Шубу продал и, чтоб успокоить старуху, обещаю:
— Не горюй, бабушка, выпадет хороший год, новую справлю.
— Куда уж! — отмахивается она. — В понитке прохожу, лишь бы хозяйство поднять.
Семена готовы. Новая забота — добывать лошадь. Мерин дяди Нифонта охромел, еле ходит. Надеяться на него нельзя. В деревне один человек, который может нас поддержать: Староста Семен Потапыч. Он с каждым годом лезет в гору. Поля обрабатывают должники или помочане за стакан водки. Семен Потапыч, как уполномоченный по надзору за лесом, получил от графской конторы парусный ботник, шныряет по горным речкам: продает спирт, дробь, порох, скупает пушнину.
Бабушка хочет идти с поклоном к старосте. Я не пускаю старуху: нечего унижаться перед таким жмотом!
— Да он уж старое забыл. Мало ли чего промеж соседей бывает. Подойдем поласковее, поклонимся пониже — простит, не каменный человек. У него три лошади на дворе, не считая выездного жеребца. Окромя Семена Потапыча, куда пойдешь? Или меня на старости лет в соху запрячь надумал?
Я наконец сдался. Перед пасхой отправляемся к Бородулину.
— Насчет коня, Семен Потапыч, — кланяясь, говорит бабушка, — дай вешну вспахать, взборонить, не откажи, благодетель.
— Ха-ха! Благодетель! А кто срамил на всю деревню? «Бородулин — живоглот. Бородулин — мошенник». А приперла нуждишка — Семен Потапыч, пожалей. Дыть как вас жалеть, злоязыких да дерзких? Кто чурку с порохом в печь подсунул? Кто спалить грозил?
Я смотрю в потолок и молчу. Слова старосты камнем падают в мою душу. Хочется ругаться, а нужно слушать с покорностью на лице.

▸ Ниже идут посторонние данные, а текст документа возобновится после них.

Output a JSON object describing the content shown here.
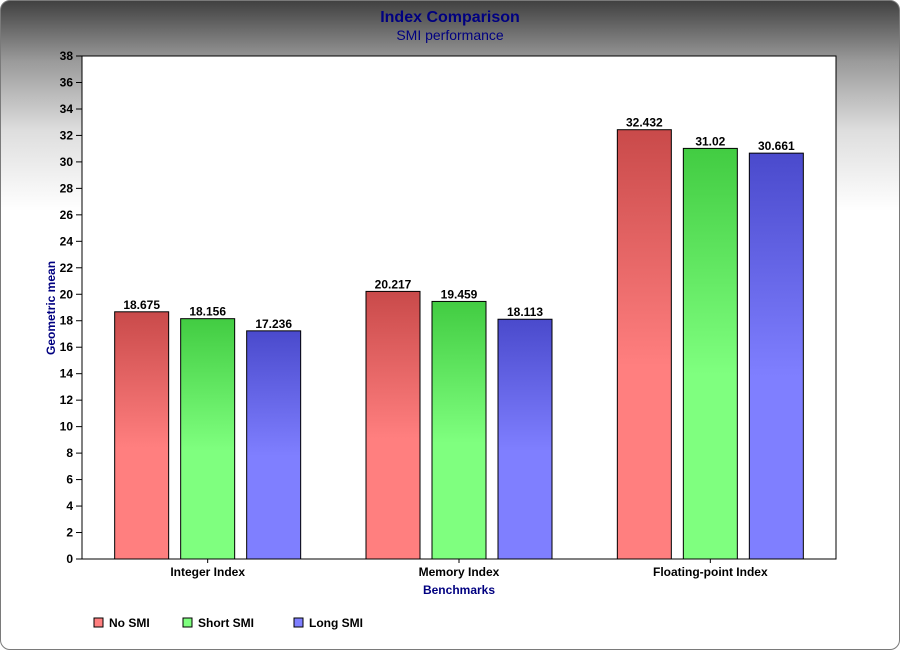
{
  "colors": {
    "title": "#000080",
    "series": [
      "#ff7f7f",
      "#7fff7f",
      "#7f7fff"
    ],
    "series_dark": [
      "#c94a4a",
      "#42cc42",
      "#4a4acc"
    ]
  },
  "chart_data": {
    "type": "bar",
    "title": "Index Comparison",
    "subtitle": "SMI performance",
    "xlabel": "Benchmarks",
    "ylabel": "Geometric mean",
    "categories": [
      "Integer Index",
      "Memory Index",
      "Floating-point Index"
    ],
    "series": [
      {
        "name": "No SMI",
        "values": [
          18.675,
          20.217,
          32.432
        ]
      },
      {
        "name": "Short SMI",
        "values": [
          18.156,
          19.459,
          31.02
        ]
      },
      {
        "name": "Long SMI",
        "values": [
          17.236,
          18.113,
          30.661
        ]
      }
    ],
    "ylim": [
      0,
      38
    ],
    "ytick_step": 2,
    "grid": false,
    "legend_position": "bottom-left"
  }
}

— Несмышленыш он, Матвейко-то, пустая голова, не серчай, — говорит бабушка. — По гроб жизни помнить будем.
— Несмышленыш, а лаяться да пакостить горазд. От такого змееныша добра не жди. Подрастет еще — по дедовой дорожке прямо на каторгу.
Он долго ворчит, вспоминая старые обиды.
Однако бабушка уламывает его.
— Ладно, Денисовна! Коли время такое подоспело, мы, православные, обязаны помогать друг дружке. Бог велел прощать супостатов. Я прощаю…
Рядимся о цене.
— Мерина даю, — загибает палец староста. — Вы осенью пудиков сорок ячменя привезете, вспахать поможете, сено убрать кликну деньков на пять — вот и все. Я по-божецки, вас жалеючи, соглашаюсь. Мне что? Рукой махну — сто человек сбегутся пособлять. Семена Потапыча уважают.
Я хочу поторговаться, раскрываю рот, бабушка поводит бровью, строго кашляет.
Семен Потапыч достает с божницы листок засиженной мухами бумаги, расправляет на столе.
— Поставь-ко тут на всякий случай фамилию, а условия, как договорились, потом заставлю внести писаря. По закону обстряпает.
Я расписываюсь. Бабушка следит за моей рукой, выводящей прямые крупные буквы. Бумаги внушают ей страх.
Целую неделю собираем на выгоне в лесу коровий и конский помет, таскаем к полю. Пашня запущена, давно не унаваживалась. Надо постараться.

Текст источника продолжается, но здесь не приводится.